Coronavirus : bientôt des caméras thermiques dans les bureaux ?

©MyConnect

C’est l’une des solutions évoquées par plusieurs grandes entreprises à l’international. L’utilisation des caméras thermiques afin d’accélérer le dépistage des travailleurs fiévreux, potentiellement porteurs du coronavirus, commence à se développer. Le 18 avril, Amazon a annoncé avoir récemment installé ce dispositif dans ses entrepôts américains. Les caméras analysent la quantité de chaleur émise par les salariés par rapport à leur environnement lorsqu’ils entrent dans l’entreprise. Si celle-ci est supérieure à 38°C, leur température est prise par un thermomètre frontal, plus précis. Le deuxième plus grand employeur des États-Unis espère ainsi pouvoir poursuivre son activité. D’autres grands groupes à l’image d’Intel ou du géant agroalimentaire américain Tyson Foods étudient également cette technologie.

Des entreprises françaises convaincues

En France, Renault, selon un protocole sanitaire dévoilé par la CFDT du site de Flins,  devrait prochainement installer des caméras thermiques à l’entrée de ses sites industriels. L’intérêt des employeurs français pour cette technologie encourage certaines sociétés du secteur comme MyConnect à adapter leur offre. La TPE située à Mudaison, dans l’Hérault, travaille depuis six ans en collaboration avec un fabricant de caméras dans le but d’y intégrer des algorithmes d’intelligence artificielle. Spécialisée dans la vidéosurveillance, l’entreprise a reçu de nombreuses demandes de clients suggérant d’adapter les caméras à la prise de température à distance. « Nos caméras thermiques mesurent la température sur 21 points au niveau du visage et des yeux, explique Raphaël Marino, fondateur de MyConnect. Ce fonctionnement assure une précision thermographique de l’ordre de 5/10ème de degrés. »  Si la requête a en premier lieu émané d’un hôpital pour enfants, elle n’a pas tardé à se généraliser. « Les établissements de santé : cliniques, hôpitaux et Ehpad, représentent 10% de nos demandes, tandis que 90% émanent d’industriels et d’entreprises de toutes tailles. » Deux types de clients se montrent intéressés par la technologie. D’une part ceux qui ont poursuivi leur activité malgré la crise sanitaire comme les groupes industriels de l’énergie ou de l’alimentaire. D’autre part, ceux qui se préparent au déconfinement en investissant dans ce type d’équipement.
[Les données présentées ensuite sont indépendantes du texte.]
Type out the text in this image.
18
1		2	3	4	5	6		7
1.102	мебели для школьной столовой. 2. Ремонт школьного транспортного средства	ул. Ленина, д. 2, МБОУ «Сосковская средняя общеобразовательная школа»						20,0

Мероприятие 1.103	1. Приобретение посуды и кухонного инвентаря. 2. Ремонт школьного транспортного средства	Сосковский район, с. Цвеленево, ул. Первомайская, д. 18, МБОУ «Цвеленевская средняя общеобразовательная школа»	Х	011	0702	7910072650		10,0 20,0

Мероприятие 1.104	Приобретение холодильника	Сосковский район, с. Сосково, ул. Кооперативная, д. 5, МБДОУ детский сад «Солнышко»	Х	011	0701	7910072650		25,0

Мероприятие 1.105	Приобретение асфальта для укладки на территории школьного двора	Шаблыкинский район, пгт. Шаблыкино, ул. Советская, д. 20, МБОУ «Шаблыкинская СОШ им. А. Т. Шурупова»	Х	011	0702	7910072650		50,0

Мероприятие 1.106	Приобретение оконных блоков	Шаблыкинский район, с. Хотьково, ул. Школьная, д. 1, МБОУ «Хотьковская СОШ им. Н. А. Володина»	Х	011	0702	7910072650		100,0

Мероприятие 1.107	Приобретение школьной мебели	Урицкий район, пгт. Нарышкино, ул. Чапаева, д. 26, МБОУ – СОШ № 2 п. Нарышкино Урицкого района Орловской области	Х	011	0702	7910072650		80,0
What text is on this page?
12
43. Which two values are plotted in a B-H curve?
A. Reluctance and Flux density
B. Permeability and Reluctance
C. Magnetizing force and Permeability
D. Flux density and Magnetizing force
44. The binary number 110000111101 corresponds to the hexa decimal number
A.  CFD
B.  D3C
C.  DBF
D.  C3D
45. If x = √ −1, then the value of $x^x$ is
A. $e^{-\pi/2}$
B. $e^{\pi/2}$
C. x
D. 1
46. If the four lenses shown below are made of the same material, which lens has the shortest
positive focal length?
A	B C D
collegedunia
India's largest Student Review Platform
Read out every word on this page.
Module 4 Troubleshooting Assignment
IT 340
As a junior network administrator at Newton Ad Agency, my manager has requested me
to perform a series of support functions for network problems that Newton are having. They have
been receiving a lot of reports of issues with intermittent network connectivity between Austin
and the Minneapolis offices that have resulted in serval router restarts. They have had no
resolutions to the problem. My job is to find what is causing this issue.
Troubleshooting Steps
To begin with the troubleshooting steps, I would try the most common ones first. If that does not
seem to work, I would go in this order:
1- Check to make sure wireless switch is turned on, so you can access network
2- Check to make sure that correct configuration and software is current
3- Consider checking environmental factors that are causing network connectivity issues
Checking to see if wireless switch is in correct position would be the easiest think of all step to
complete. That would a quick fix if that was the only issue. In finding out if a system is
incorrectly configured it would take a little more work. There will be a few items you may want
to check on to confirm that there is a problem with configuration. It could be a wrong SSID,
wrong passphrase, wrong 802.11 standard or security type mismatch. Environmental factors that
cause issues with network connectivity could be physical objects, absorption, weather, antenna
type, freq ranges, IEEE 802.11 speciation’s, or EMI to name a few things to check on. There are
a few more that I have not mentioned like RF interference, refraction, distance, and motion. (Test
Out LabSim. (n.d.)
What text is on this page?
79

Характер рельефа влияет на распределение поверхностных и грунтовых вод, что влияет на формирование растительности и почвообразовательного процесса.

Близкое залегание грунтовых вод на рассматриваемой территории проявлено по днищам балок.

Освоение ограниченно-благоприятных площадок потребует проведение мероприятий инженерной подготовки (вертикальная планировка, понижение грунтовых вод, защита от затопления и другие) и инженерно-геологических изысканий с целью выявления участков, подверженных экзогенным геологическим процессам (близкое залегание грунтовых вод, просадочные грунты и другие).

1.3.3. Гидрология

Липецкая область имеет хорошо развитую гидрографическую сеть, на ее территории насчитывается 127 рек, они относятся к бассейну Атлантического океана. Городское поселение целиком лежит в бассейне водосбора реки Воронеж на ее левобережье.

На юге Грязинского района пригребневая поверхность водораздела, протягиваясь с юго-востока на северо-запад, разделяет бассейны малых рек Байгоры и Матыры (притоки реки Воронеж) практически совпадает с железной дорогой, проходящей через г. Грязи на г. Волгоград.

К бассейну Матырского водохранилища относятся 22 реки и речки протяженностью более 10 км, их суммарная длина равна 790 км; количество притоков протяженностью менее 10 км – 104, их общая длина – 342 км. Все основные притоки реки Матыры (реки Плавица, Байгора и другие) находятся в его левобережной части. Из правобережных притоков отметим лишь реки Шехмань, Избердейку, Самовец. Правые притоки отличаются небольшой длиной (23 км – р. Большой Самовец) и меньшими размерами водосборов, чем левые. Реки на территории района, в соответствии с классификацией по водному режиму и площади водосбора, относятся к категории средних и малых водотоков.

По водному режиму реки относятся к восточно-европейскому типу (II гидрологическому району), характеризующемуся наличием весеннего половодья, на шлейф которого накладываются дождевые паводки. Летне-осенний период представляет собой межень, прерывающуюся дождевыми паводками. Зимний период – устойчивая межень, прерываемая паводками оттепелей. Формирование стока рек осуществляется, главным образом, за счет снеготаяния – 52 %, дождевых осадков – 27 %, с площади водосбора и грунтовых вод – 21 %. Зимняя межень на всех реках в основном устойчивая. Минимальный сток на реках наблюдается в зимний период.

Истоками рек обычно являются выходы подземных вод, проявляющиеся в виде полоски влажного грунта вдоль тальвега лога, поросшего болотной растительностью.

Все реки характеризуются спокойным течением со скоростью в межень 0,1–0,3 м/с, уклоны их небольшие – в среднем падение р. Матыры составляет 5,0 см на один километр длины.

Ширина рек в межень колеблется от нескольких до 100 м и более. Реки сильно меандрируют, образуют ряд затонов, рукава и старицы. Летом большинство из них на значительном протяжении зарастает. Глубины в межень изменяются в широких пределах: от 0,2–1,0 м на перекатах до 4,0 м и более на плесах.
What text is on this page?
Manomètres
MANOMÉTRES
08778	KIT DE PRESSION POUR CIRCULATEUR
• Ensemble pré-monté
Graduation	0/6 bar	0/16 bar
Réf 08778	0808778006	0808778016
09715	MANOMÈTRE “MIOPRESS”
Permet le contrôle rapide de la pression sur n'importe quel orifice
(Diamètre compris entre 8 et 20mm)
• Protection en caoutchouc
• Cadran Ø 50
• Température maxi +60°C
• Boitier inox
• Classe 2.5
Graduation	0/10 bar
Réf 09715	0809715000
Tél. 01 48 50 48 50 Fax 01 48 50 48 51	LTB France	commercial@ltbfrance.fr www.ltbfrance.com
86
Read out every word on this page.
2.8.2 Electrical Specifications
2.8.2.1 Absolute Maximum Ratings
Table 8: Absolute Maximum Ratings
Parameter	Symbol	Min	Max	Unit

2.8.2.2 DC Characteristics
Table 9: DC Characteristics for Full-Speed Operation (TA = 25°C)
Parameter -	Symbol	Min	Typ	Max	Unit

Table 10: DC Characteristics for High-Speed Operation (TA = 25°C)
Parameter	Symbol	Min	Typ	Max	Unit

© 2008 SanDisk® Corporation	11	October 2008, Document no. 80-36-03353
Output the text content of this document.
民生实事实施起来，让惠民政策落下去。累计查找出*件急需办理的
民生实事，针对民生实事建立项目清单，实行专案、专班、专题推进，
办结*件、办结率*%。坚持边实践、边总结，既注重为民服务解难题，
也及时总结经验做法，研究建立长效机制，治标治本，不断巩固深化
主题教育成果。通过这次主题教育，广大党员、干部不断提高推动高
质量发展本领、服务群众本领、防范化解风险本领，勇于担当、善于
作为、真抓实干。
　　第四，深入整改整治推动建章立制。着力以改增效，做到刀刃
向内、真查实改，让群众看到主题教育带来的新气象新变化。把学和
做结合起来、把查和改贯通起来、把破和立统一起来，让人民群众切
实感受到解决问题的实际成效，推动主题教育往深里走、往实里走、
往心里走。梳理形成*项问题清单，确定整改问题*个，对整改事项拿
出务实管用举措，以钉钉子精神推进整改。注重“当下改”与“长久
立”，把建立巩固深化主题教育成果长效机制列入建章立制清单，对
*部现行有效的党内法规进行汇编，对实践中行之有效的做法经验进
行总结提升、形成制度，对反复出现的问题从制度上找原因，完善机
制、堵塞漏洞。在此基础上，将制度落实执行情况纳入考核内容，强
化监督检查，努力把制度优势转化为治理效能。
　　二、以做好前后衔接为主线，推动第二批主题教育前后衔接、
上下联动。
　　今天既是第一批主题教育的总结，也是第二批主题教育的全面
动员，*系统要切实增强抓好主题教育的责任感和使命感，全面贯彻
Un encadrement législatif à ne pas négliger

Si positionner une caméra thermique à l’entrée des bureaux afin d’en filtrer l’entrée est autorisé dans certains pays à l’image des États-Unis, Héloïse Ayrault met toutefois en garde les employeurs français. L’avocate associée en charge du département de droit social au sein du cabinet Eseïs Avocats, le rappelle : « En France, la prise de température systématique des salariés à l’entrée de l’entreprise est, par principe, interdite. Toutefois, dans la situation d’état d’urgence actuelle, de nombreux employeurs vont prendre le risque d’installer une caméra thermique par crainte de défaillir à leur responsabilité pénale face aux accidents du travail, aux maladies professionnelles et aux fautes inexcusables. » Dans ce cas, la mise en place de ce dispositif doit respecter un certain nombre de règles.Obtenir l’accord des salariés et en informer la médecine du travail ainsi que les élus du CSE sont des prérequis incontournables. Il est, par ailleurs, interdit de conserver les données collectées : toute prise de température doit être effacée. Enfin, Héloïse Ayrault insiste sur le fait que « chaque salarié qui est renvoyé chez lui par son employeur au motif d’une température élevée est en droit d’exiger le maintien de son salaire. »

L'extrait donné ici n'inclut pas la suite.